日刊スポーツ「フラッシュアップ」 大谷昭宏

「高齢者免許保証人制度」導入を
-年寄りのわがまま、極まれり-

 東京・池袋で昨年4月、車を暴走させ、当時31歳の母と3歳の娘を死亡させたうえ、9人に重軽傷を負わせた元通産官僚、飯塚幸三被告(89)の裁判で、飯塚被告はおわびの言葉を口にしたものの、事故原因は車の欠陥として無罪を主張。被害者の遺族は「だったら謝ってほしくなかった」と唇をふるわせている。

 だが、いま法曹関係者から届く声は「判決確定時には90歳。有罪になっても執行猶予」というものが大半だ。とすると、飯塚被告は身をもって償いをすることなく、生涯を終えることになる。それでいいのか。

 一方、この事故のあとも、高齢ドライバーによる死亡事故や暴走があとを絶たず、あげくには免許返納を説得する家族に対する傷害事件。私も高齢者のひとりだが、「年寄りのわがまま、極まれり」という気がする。

 そんななか、私が最近テレビ番組のコメントや司法関係者との会話で折に触れて、これはどうか、と訴えているのが「高齢者免許保証人制度」だ。小難しい話ではない。例えば高齢者の場合、親族だったら2人、親族以外だったら3人以上の保証人がつくことを条件に免許を交付するのだ。

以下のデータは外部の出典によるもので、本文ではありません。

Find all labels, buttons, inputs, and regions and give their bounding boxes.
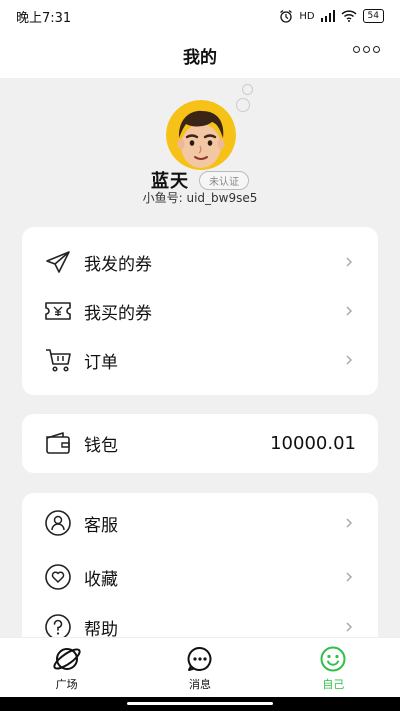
status-icons: HD 54 xyxy=(279,9,384,23)
menu-item-my-bought-coupons[interactable]: 我买的券 xyxy=(22,287,378,335)
wallet-balance: 10000.01 xyxy=(270,432,356,454)
planet-icon xyxy=(53,647,81,670)
bubble-decoration xyxy=(236,98,250,112)
menu-item-customer-service[interactable]: 客服 xyxy=(22,499,378,547)
menu-item-label: 收藏 xyxy=(84,569,118,590)
status-time: 晚上7:31 xyxy=(16,10,72,26)
tab-label: 广场 xyxy=(55,677,78,691)
chevron-right-icon xyxy=(346,355,353,365)
signal-icon xyxy=(320,10,335,22)
chevron-right-icon xyxy=(346,622,353,632)
smile-icon xyxy=(320,646,346,671)
menu-item-label: 帮助 xyxy=(84,619,118,640)
profile-section: 蓝天 未认证 小鱼号: uid_bw9se5 xyxy=(0,78,400,218)
status-bar: 晚上7:31 HD 54 xyxy=(0,0,400,32)
nav-bar: 我的 xyxy=(0,32,400,78)
menu-item-favorites[interactable]: 收藏 xyxy=(22,553,378,601)
tab-plaza[interactable]: 广场 xyxy=(0,638,133,698)
home-indicator-bar xyxy=(0,697,400,711)
menu-card: 我发的券 我买的券 订单 xyxy=(22,227,378,395)
wallet-icon xyxy=(44,429,72,457)
wallet-row[interactable]: 钱包 10000.01 xyxy=(22,419,378,467)
chat-icon xyxy=(187,646,212,671)
menu-item-orders[interactable]: 订单 xyxy=(22,336,378,384)
cart-icon xyxy=(44,346,72,374)
chevron-right-icon xyxy=(346,257,353,267)
tab-bar: 广场 消息 自己 xyxy=(0,637,400,698)
tab-messages[interactable]: 消息 xyxy=(133,638,266,698)
tab-self[interactable]: 自己 xyxy=(267,638,400,698)
wifi-icon xyxy=(341,10,357,22)
more-dots-icon[interactable] xyxy=(353,46,380,53)
service-card: 客服 收藏 帮助 xyxy=(22,493,378,653)
page-title: 我的 xyxy=(183,47,217,68)
chevron-right-icon xyxy=(346,518,353,528)
customer-service-icon xyxy=(44,509,72,537)
avatar[interactable] xyxy=(166,100,236,170)
alarm-icon xyxy=(280,10,293,23)
chevron-right-icon xyxy=(346,572,353,582)
yen-ticket-icon xyxy=(44,297,72,325)
menu-item-label: 订单 xyxy=(84,352,118,373)
menu-item-label: 我发的券 xyxy=(84,254,152,275)
tab-label: 自己 xyxy=(322,677,345,691)
heart-icon xyxy=(44,563,72,591)
verify-badge[interactable]: 未认证 xyxy=(199,170,249,190)
user-uid: 小鱼号: uid_bw9se5 xyxy=(142,191,258,205)
home-indicator[interactable] xyxy=(127,702,273,705)
wallet-card[interactable]: 钱包 10000.01 xyxy=(22,414,378,473)
battery-indicator: 54 xyxy=(362,9,384,23)
chevron-right-icon xyxy=(346,306,353,316)
menu-item-my-issued-coupons[interactable]: 我发的券 xyxy=(22,238,378,286)
menu-item-label: 我买的券 xyxy=(84,303,152,324)
menu-item-label: 客服 xyxy=(84,515,118,536)
bubble-decoration xyxy=(242,84,253,95)
signal-label: HD xyxy=(299,10,315,22)
tab-label: 消息 xyxy=(188,677,211,691)
paper-plane-icon xyxy=(44,248,72,276)
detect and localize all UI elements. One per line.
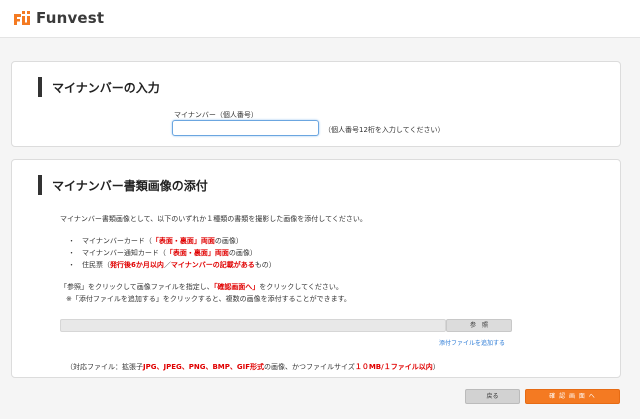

 保証人のなり手がなければ高齢者はあきらめがつくだろうし、一方で保証人を引き受ける息子や娘は「高速道は不可。一般道に限る」「運転は昼間のみ」といった法律的にはなかなか難しい条件もつけることができるのではないか。

 車がないと日常生活もままならない地方の事情もわかる。だが、池袋事故で残されたパパの誕生日を祝うありし日の母と娘の映像に、お年寄りもこのくらいの条件は良しとしようよ、と思うのだ。